1981 · Andrzej Żuławski
A reading · through the lens of theory
Possession runs on affection-image at maximum voltage — Isabelle Adjani's face and thrashing body become the film's true subject, the place where Żuławski locates the unbearable weight of marital dissolution. The film's most devastating passage, in which Anna convulses and haemorrhages in a Berlin underpass, refuses any psychological explanation the plot might offer; it is pure feeling made flesh, affect so concentrated it ruptures the skin of realism and spills into body horror. That extremity is housed in any-space-whatever: Bruno Nuytten's wide-angle lenses warp the couple's West Berlin apartment into a pressurized box, and the city's Cold War corridors — all chilly blues and greens, underpopulated municipal grey — drain location of habitation until every room feels provisional, a nowhere that amplifies rather than shelters.

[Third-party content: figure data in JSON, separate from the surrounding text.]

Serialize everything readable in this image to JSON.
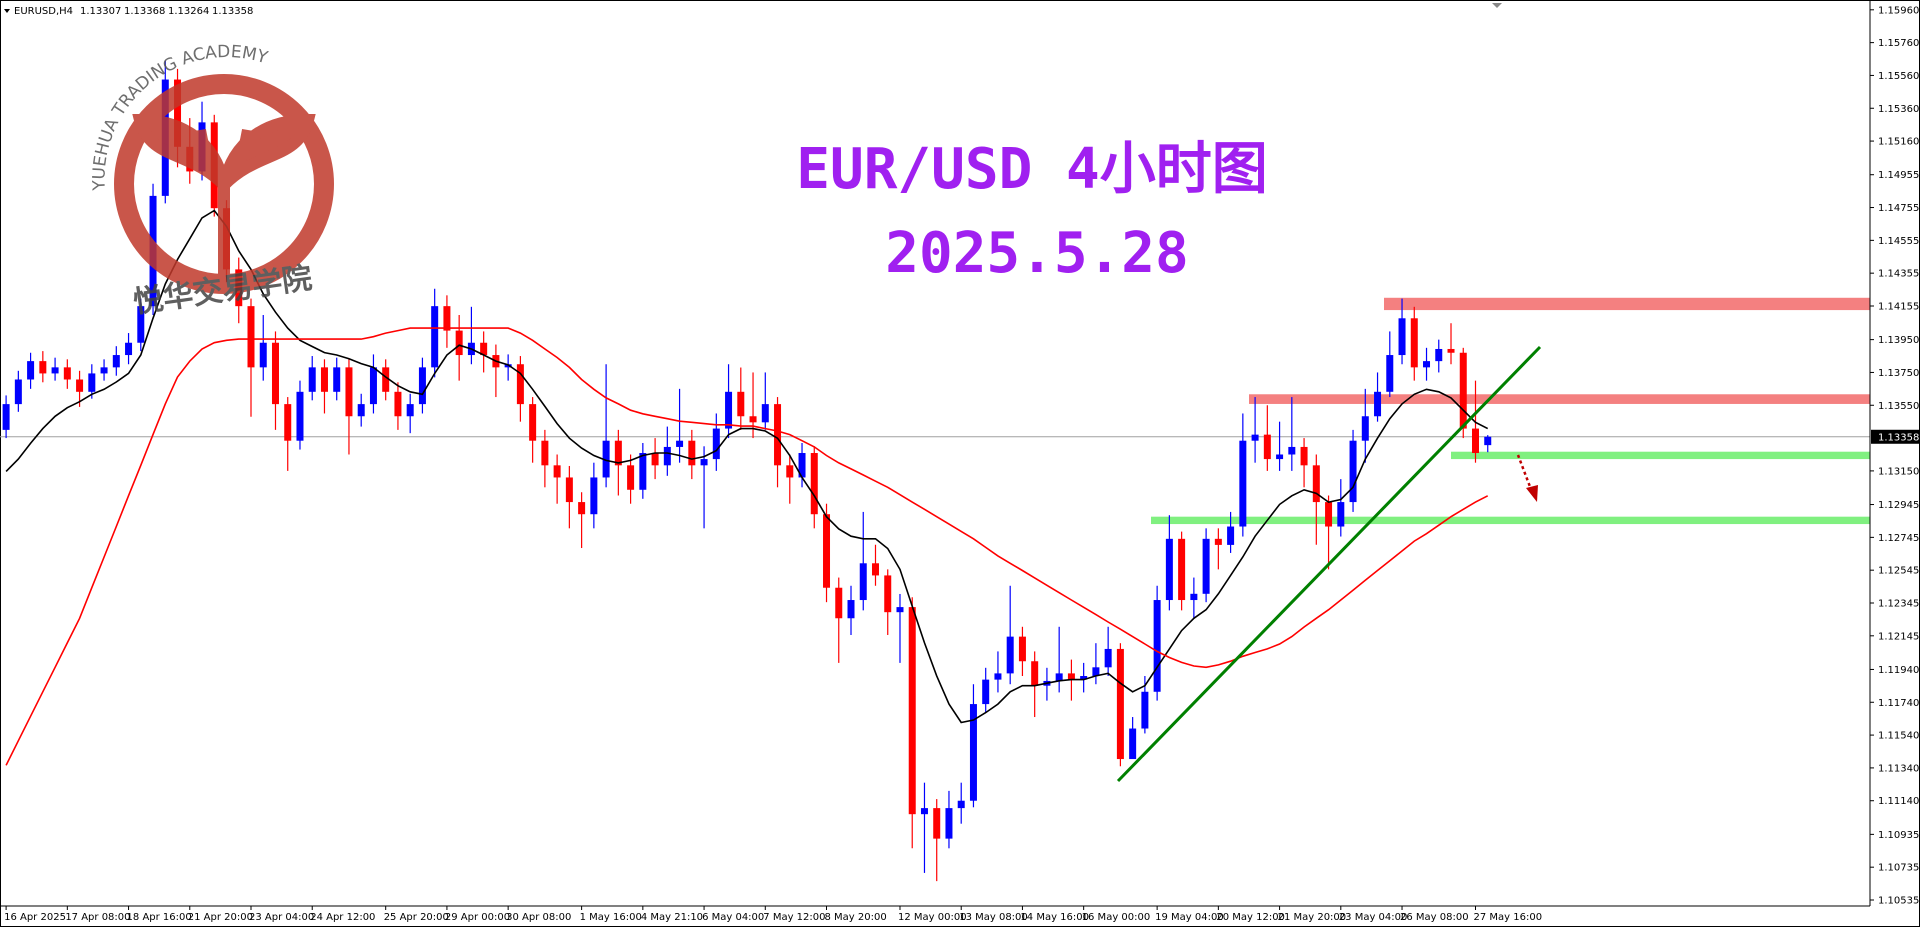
{
  "chart_data": {
    "type": "candlestick",
    "symbol": "EURUSD,H4",
    "title": "EUR/USD 4小时图",
    "subtitle": "2025.5.28",
    "watermark": {
      "top": "YUEHUA TRADING ACADEMY",
      "bottom": "悦华交易学院"
    },
    "up_color": "#0000ff",
    "down_color": "#ff0000",
    "price_line_color": "#a0a0a0",
    "ylim": [
      1.10535,
      1.1596
    ],
    "yticks": [
      {
        "value": 1.1596,
        "label": "1.15960"
      },
      {
        "value": 1.1576,
        "label": "1.15760"
      },
      {
        "value": 1.1556,
        "label": "1.15560"
      },
      {
        "value": 1.1536,
        "label": "1.15360"
      },
      {
        "value": 1.1516,
        "label": "1.15160"
      },
      1.14955,
      1.14755,
      1.14555,
      1.14355,
      1.14155,
      {
        "value": 1.1395,
        "label": "1.13950"
      },
      {
        "value": 1.1375,
        "label": "1.13750"
      },
      {
        "value": 1.1355,
        "label": "1.13550"
      },
      {
        "value": 1.1315,
        "label": "1.13150"
      },
      1.12945,
      1.12745,
      1.12545,
      1.12345,
      1.12145,
      {
        "value": 1.1194,
        "label": "1.11940"
      },
      {
        "value": 1.1174,
        "label": "1.11740"
      },
      {
        "value": 1.1154,
        "label": "1.11540"
      },
      {
        "value": 1.1134,
        "label": "1.11340"
      },
      {
        "value": 1.1114,
        "label": "1.11140"
      },
      1.10935,
      1.10735,
      1.10535
    ],
    "categories": [
      "16 Apr 2025",
      null,
      null,
      null,
      null,
      "17 Apr 08:00",
      null,
      null,
      null,
      null,
      "18 Apr 16:00",
      null,
      null,
      null,
      null,
      "21 Apr 20:00",
      null,
      null,
      null,
      null,
      "23 Apr 04:00",
      null,
      null,
      null,
      null,
      "24 Apr 12:00",
      null,
      null,
      null,
      null,
      null,
      "25 Apr 20:00",
      null,
      null,
      null,
      null,
      "29 Apr 00:00",
      null,
      null,
      null,
      null,
      "30 Apr 08:00",
      null,
      null,
      null,
      null,
      null,
      "1 May 16:00",
      null,
      null,
      null,
      null,
      "4 May 21:10",
      null,
      null,
      null,
      null,
      "6 May 04:00",
      null,
      null,
      null,
      null,
      "7 May 12:00",
      null,
      null,
      null,
      null,
      "8 May 20:00",
      null,
      null,
      null,
      null,
      null,
      "12 May 00:00",
      null,
      null,
      null,
      null,
      "13 May 08:00",
      null,
      null,
      null,
      null,
      "14 May 16:00",
      null,
      null,
      null,
      null,
      "16 May 00:00",
      null,
      null,
      null,
      null,
      null,
      "19 May 04:00",
      null,
      null,
      null,
      null,
      "20 May 12:00",
      null,
      null,
      null,
      null,
      "21 May 20:00",
      null,
      null,
      null,
      null,
      "23 May 04:00",
      null,
      null,
      null,
      null,
      "26 May 08:00",
      null,
      null,
      null,
      null,
      null,
      "27 May 16:00",
      null
    ],
    "ohlc": [
      [
        1.134,
        1.1361,
        1.1335,
        1.13557
      ],
      [
        1.13557,
        1.1376,
        1.1351,
        1.13707
      ],
      [
        1.13707,
        1.1387,
        1.1365,
        1.13819
      ],
      [
        1.13819,
        1.1388,
        1.1369,
        1.13744
      ],
      [
        1.13744,
        1.1384,
        1.137,
        1.13781
      ],
      [
        1.13781,
        1.1383,
        1.1365,
        1.13707
      ],
      [
        1.13707,
        1.1376,
        1.1354,
        1.13632
      ],
      [
        1.13632,
        1.138,
        1.1359,
        1.13744
      ],
      [
        1.13744,
        1.1383,
        1.137,
        1.13781
      ],
      [
        1.13781,
        1.1391,
        1.1373,
        1.13856
      ],
      [
        1.13856,
        1.1399,
        1.138,
        1.13931
      ],
      [
        1.13931,
        1.142,
        1.1388,
        1.14154
      ],
      [
        1.14154,
        1.149,
        1.141,
        1.14826
      ],
      [
        1.14826,
        1.1565,
        1.1478,
        1.15535
      ],
      [
        1.15535,
        1.156,
        1.15,
        1.15125
      ],
      [
        1.15125,
        1.153,
        1.149,
        1.14975
      ],
      [
        1.14975,
        1.154,
        1.1492,
        1.15274
      ],
      [
        1.15274,
        1.1532,
        1.147,
        1.14751
      ],
      [
        1.14751,
        1.148,
        1.143,
        1.14378
      ],
      [
        1.14378,
        1.1445,
        1.1405,
        1.14154
      ],
      [
        1.14154,
        1.142,
        1.1348,
        1.13781
      ],
      [
        1.13781,
        1.141,
        1.137,
        1.13931
      ],
      [
        1.13931,
        1.14,
        1.134,
        1.13557
      ],
      [
        1.13557,
        1.136,
        1.1315,
        1.13334
      ],
      [
        1.13334,
        1.137,
        1.1328,
        1.13632
      ],
      [
        1.13632,
        1.1385,
        1.1358,
        1.13781
      ],
      [
        1.13781,
        1.1383,
        1.135,
        1.13632
      ],
      [
        1.13632,
        1.1384,
        1.1358,
        1.13781
      ],
      [
        1.13781,
        1.1383,
        1.1325,
        1.13483
      ],
      [
        1.13483,
        1.1362,
        1.1342,
        1.13557
      ],
      [
        1.13557,
        1.1386,
        1.135,
        1.13781
      ],
      [
        1.13781,
        1.1383,
        1.1358,
        1.13632
      ],
      [
        1.13632,
        1.1369,
        1.134,
        1.13483
      ],
      [
        1.13483,
        1.1362,
        1.1338,
        1.13557
      ],
      [
        1.13557,
        1.1384,
        1.135,
        1.13781
      ],
      [
        1.13781,
        1.1426,
        1.1372,
        1.14154
      ],
      [
        1.14154,
        1.1422,
        1.139,
        1.14005
      ],
      [
        1.14005,
        1.141,
        1.137,
        1.13856
      ],
      [
        1.13856,
        1.1415,
        1.138,
        1.13931
      ],
      [
        1.13931,
        1.14,
        1.1375,
        1.13856
      ],
      [
        1.13856,
        1.1392,
        1.136,
        1.13781
      ],
      [
        1.13781,
        1.1386,
        1.137,
        1.138
      ],
      [
        1.138,
        1.1385,
        1.1345,
        1.13557
      ],
      [
        1.13557,
        1.136,
        1.132,
        1.13334
      ],
      [
        1.13334,
        1.134,
        1.1305,
        1.13184
      ],
      [
        1.13184,
        1.1325,
        1.1295,
        1.1311
      ],
      [
        1.1311,
        1.1318,
        1.128,
        1.1296
      ],
      [
        1.1296,
        1.1302,
        1.1268,
        1.12886
      ],
      [
        1.12886,
        1.132,
        1.128,
        1.1311
      ],
      [
        1.1311,
        1.138,
        1.1305,
        1.13334
      ],
      [
        1.13334,
        1.134,
        1.13,
        1.13184
      ],
      [
        1.13184,
        1.1325,
        1.1295,
        1.13035
      ],
      [
        1.13035,
        1.1332,
        1.1298,
        1.13259
      ],
      [
        1.13259,
        1.1335,
        1.131,
        1.13184
      ],
      [
        1.13184,
        1.1342,
        1.1312,
        1.13296
      ],
      [
        1.13296,
        1.1365,
        1.132,
        1.13334
      ],
      [
        1.13334,
        1.134,
        1.131,
        1.13184
      ],
      [
        1.13184,
        1.133,
        1.128,
        1.13222
      ],
      [
        1.13222,
        1.135,
        1.1315,
        1.13408
      ],
      [
        1.13408,
        1.138,
        1.1335,
        1.13632
      ],
      [
        1.13632,
        1.1378,
        1.134,
        1.13483
      ],
      [
        1.13483,
        1.1375,
        1.1335,
        1.13446
      ],
      [
        1.13446,
        1.1375,
        1.134,
        1.13557
      ],
      [
        1.13557,
        1.136,
        1.1305,
        1.13184
      ],
      [
        1.13184,
        1.1325,
        1.1295,
        1.1311
      ],
      [
        1.1311,
        1.1332,
        1.1305,
        1.13259
      ],
      [
        1.13259,
        1.133,
        1.128,
        1.12886
      ],
      [
        1.12886,
        1.1295,
        1.1235,
        1.12438
      ],
      [
        1.12438,
        1.125,
        1.1198,
        1.12252
      ],
      [
        1.12252,
        1.1245,
        1.1215,
        1.12363
      ],
      [
        1.12363,
        1.129,
        1.123,
        1.12587
      ],
      [
        1.12587,
        1.127,
        1.1245,
        1.12513
      ],
      [
        1.12513,
        1.1255,
        1.1215,
        1.12289
      ],
      [
        1.12289,
        1.124,
        1.1198,
        1.1232
      ],
      [
        1.1232,
        1.1238,
        1.1085,
        1.11058
      ],
      [
        1.11058,
        1.1125,
        1.107,
        1.11095
      ],
      [
        1.11095,
        1.1115,
        1.1065,
        1.10909
      ],
      [
        1.10909,
        1.112,
        1.1085,
        1.11095
      ],
      [
        1.11095,
        1.1125,
        1.11,
        1.1114
      ],
      [
        1.1114,
        1.1185,
        1.111,
        1.11729
      ],
      [
        1.11729,
        1.1195,
        1.1168,
        1.11878
      ],
      [
        1.11878,
        1.1205,
        1.118,
        1.11916
      ],
      [
        1.11916,
        1.1245,
        1.1185,
        1.1214
      ],
      [
        1.1214,
        1.122,
        1.119,
        1.1199
      ],
      [
        1.1199,
        1.1205,
        1.1165,
        1.11841
      ],
      [
        1.11841,
        1.1195,
        1.1175,
        1.1187
      ],
      [
        1.1187,
        1.122,
        1.118,
        1.11916
      ],
      [
        1.11916,
        1.12,
        1.1175,
        1.11878
      ],
      [
        1.11878,
        1.1198,
        1.118,
        1.119
      ],
      [
        1.119,
        1.121,
        1.1185,
        1.11953
      ],
      [
        1.11953,
        1.122,
        1.119,
        1.12065
      ],
      [
        1.12065,
        1.121,
        1.1135,
        1.11394
      ],
      [
        1.11394,
        1.1165,
        1.114,
        1.1158
      ],
      [
        1.1158,
        1.119,
        1.1155,
        1.11804
      ],
      [
        1.11804,
        1.1245,
        1.1175,
        1.12363
      ],
      [
        1.12363,
        1.1288,
        1.123,
        1.12736
      ],
      [
        1.12736,
        1.1278,
        1.123,
        1.12363
      ],
      [
        1.12363,
        1.125,
        1.1225,
        1.12401
      ],
      [
        1.12401,
        1.128,
        1.1235,
        1.12736
      ],
      [
        1.12736,
        1.128,
        1.1255,
        1.12699
      ],
      [
        1.12699,
        1.129,
        1.1265,
        1.12811
      ],
      [
        1.12811,
        1.135,
        1.1275,
        1.13334
      ],
      [
        1.13334,
        1.136,
        1.132,
        1.13371
      ],
      [
        1.13371,
        1.1355,
        1.1315,
        1.13222
      ],
      [
        1.13222,
        1.1345,
        1.1315,
        1.1325
      ],
      [
        1.1325,
        1.136,
        1.1315,
        1.13296
      ],
      [
        1.13296,
        1.1335,
        1.1305,
        1.13184
      ],
      [
        1.13184,
        1.1325,
        1.127,
        1.1296
      ],
      [
        1.1296,
        1.13,
        1.1255,
        1.12811
      ],
      [
        1.12811,
        1.131,
        1.1275,
        1.1296
      ],
      [
        1.1296,
        1.134,
        1.129,
        1.13334
      ],
      [
        1.13334,
        1.1365,
        1.132,
        1.13483
      ],
      [
        1.13483,
        1.1375,
        1.1345,
        1.13632
      ],
      [
        1.13632,
        1.14,
        1.136,
        1.13856
      ],
      [
        1.13856,
        1.142,
        1.138,
        1.1408
      ],
      [
        1.1408,
        1.1415,
        1.137,
        1.13781
      ],
      [
        1.13781,
        1.139,
        1.137,
        1.13819
      ],
      [
        1.13819,
        1.1395,
        1.1375,
        1.13893
      ],
      [
        1.13893,
        1.1405,
        1.138,
        1.1387
      ],
      [
        1.1387,
        1.139,
        1.1335,
        1.13408
      ],
      [
        1.13408,
        1.137,
        1.132,
        1.13259
      ],
      [
        1.13307,
        1.13368,
        1.13264,
        1.13358
      ]
    ],
    "indicators": [
      {
        "color": "#000000",
        "values": [
          1.13147,
          1.13222,
          1.13319,
          1.13408,
          1.13483,
          1.13535,
          1.13572,
          1.13617,
          1.13647,
          1.13692,
          1.13744,
          1.13856,
          1.1408,
          1.14289,
          1.14438,
          1.14565,
          1.14692,
          1.14737,
          1.1464,
          1.1449,
          1.14378,
          1.14229,
          1.14117,
          1.1402,
          1.13946,
          1.13908,
          1.13871,
          1.13856,
          1.13834,
          1.13804,
          1.13781,
          1.13722,
          1.13669,
          1.13632,
          1.13617,
          1.13744,
          1.13856,
          1.13916,
          1.13893,
          1.13856,
          1.13819,
          1.13796,
          1.13744,
          1.13647,
          1.13543,
          1.13438,
          1.13349,
          1.13289,
          1.13244,
          1.13214,
          1.13199,
          1.13214,
          1.13244,
          1.13259,
          1.13259,
          1.13244,
          1.13222,
          1.13237,
          1.13274,
          1.13371,
          1.13408,
          1.13408,
          1.13393,
          1.13349,
          1.13244,
          1.1311,
          1.12998,
          1.12871,
          1.12796,
          1.12752,
          1.12736,
          1.12736,
          1.12677,
          1.1255,
          1.12326,
          1.12102,
          1.11901,
          1.11729,
          1.11617,
          1.11632,
          1.11677,
          1.11729,
          1.11804,
          1.11841,
          1.11841,
          1.11856,
          1.11871,
          1.11878,
          1.11878,
          1.11901,
          1.11916,
          1.11856,
          1.11804,
          1.11841,
          1.11953,
          1.12065,
          1.12177,
          1.12252,
          1.12304,
          1.12401,
          1.12513,
          1.12625,
          1.12752,
          1.12849,
          1.12946,
          1.12998,
          1.13035,
          1.13013,
          1.1296,
          1.12976,
          1.1305,
          1.13222,
          1.13349,
          1.13468,
          1.13558,
          1.13617,
          1.13647,
          1.13632,
          1.13595,
          1.1352,
          1.13446,
          1.13408
        ]
      },
      {
        "color": "#ff0000",
        "values": [
          1.11356,
          1.11505,
          1.11655,
          1.11804,
          1.11953,
          1.12102,
          1.12252,
          1.12438,
          1.12625,
          1.12811,
          1.12998,
          1.13184,
          1.13371,
          1.13558,
          1.13722,
          1.13819,
          1.13893,
          1.13931,
          1.13946,
          1.13953,
          1.13953,
          1.13953,
          1.13953,
          1.13953,
          1.13953,
          1.13953,
          1.13953,
          1.13953,
          1.13953,
          1.13953,
          1.13968,
          1.1399,
          1.14005,
          1.1402,
          1.1402,
          1.1402,
          1.1402,
          1.1402,
          1.1402,
          1.1402,
          1.1402,
          1.1402,
          1.1399,
          1.13946,
          1.13893,
          1.13841,
          1.13781,
          1.13707,
          1.13647,
          1.13595,
          1.13558,
          1.1352,
          1.13498,
          1.13483,
          1.13468,
          1.13453,
          1.13446,
          1.13438,
          1.13431,
          1.13431,
          1.13423,
          1.13423,
          1.13408,
          1.13393,
          1.13371,
          1.13334,
          1.13296,
          1.13244,
          1.13199,
          1.13162,
          1.13125,
          1.13087,
          1.1305,
          1.13005,
          1.1296,
          1.12916,
          1.12871,
          1.12826,
          1.12781,
          1.12736,
          1.12684,
          1.12632,
          1.12587,
          1.12543,
          1.12498,
          1.12453,
          1.12408,
          1.12363,
          1.12319,
          1.12274,
          1.12229,
          1.12185,
          1.1214,
          1.12095,
          1.1205,
          1.12013,
          1.11983,
          1.11961,
          1.11953,
          1.11968,
          1.1199,
          1.1202,
          1.12043,
          1.12065,
          1.12095,
          1.1214,
          1.12199,
          1.12252,
          1.12304,
          1.12363,
          1.12423,
          1.12483,
          1.12543,
          1.12602,
          1.12662,
          1.12722,
          1.12767,
          1.12819,
          1.12871,
          1.12916,
          1.1296,
          1.12998
        ]
      }
    ],
    "zones": [
      {
        "color": "#f48080",
        "range": [
          1.1413,
          1.14205
        ]
      },
      {
        "color": "#f48080",
        "range": [
          1.13558,
          1.13617
        ]
      },
      {
        "color": "#80f080",
        "range": [
          1.13222,
          1.13267
        ]
      },
      {
        "color": "#80f080",
        "range": [
          1.12826,
          1.12871
        ]
      }
    ]
  }
}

The investigation Mark mounts belongs to a thriller, but the thriller dissolves around him; what supplants it is crystal-image, the actual and virtual rendered indiscernible through Anna's doppelgänger. Żuławski draws here on the face-merging grammar of Bergman's Persona — his explicit ancestor for the doubling device — reworking Bergman's modernist two-women fusion into something more ontologically violent: Adjani plays both wife and idealized double until the line between the woman Mark loved and the creature she has gestated ceases to exist. The horror the film finally delivers is epistemological: not that the monster is real, but that the marriage may always have contained it.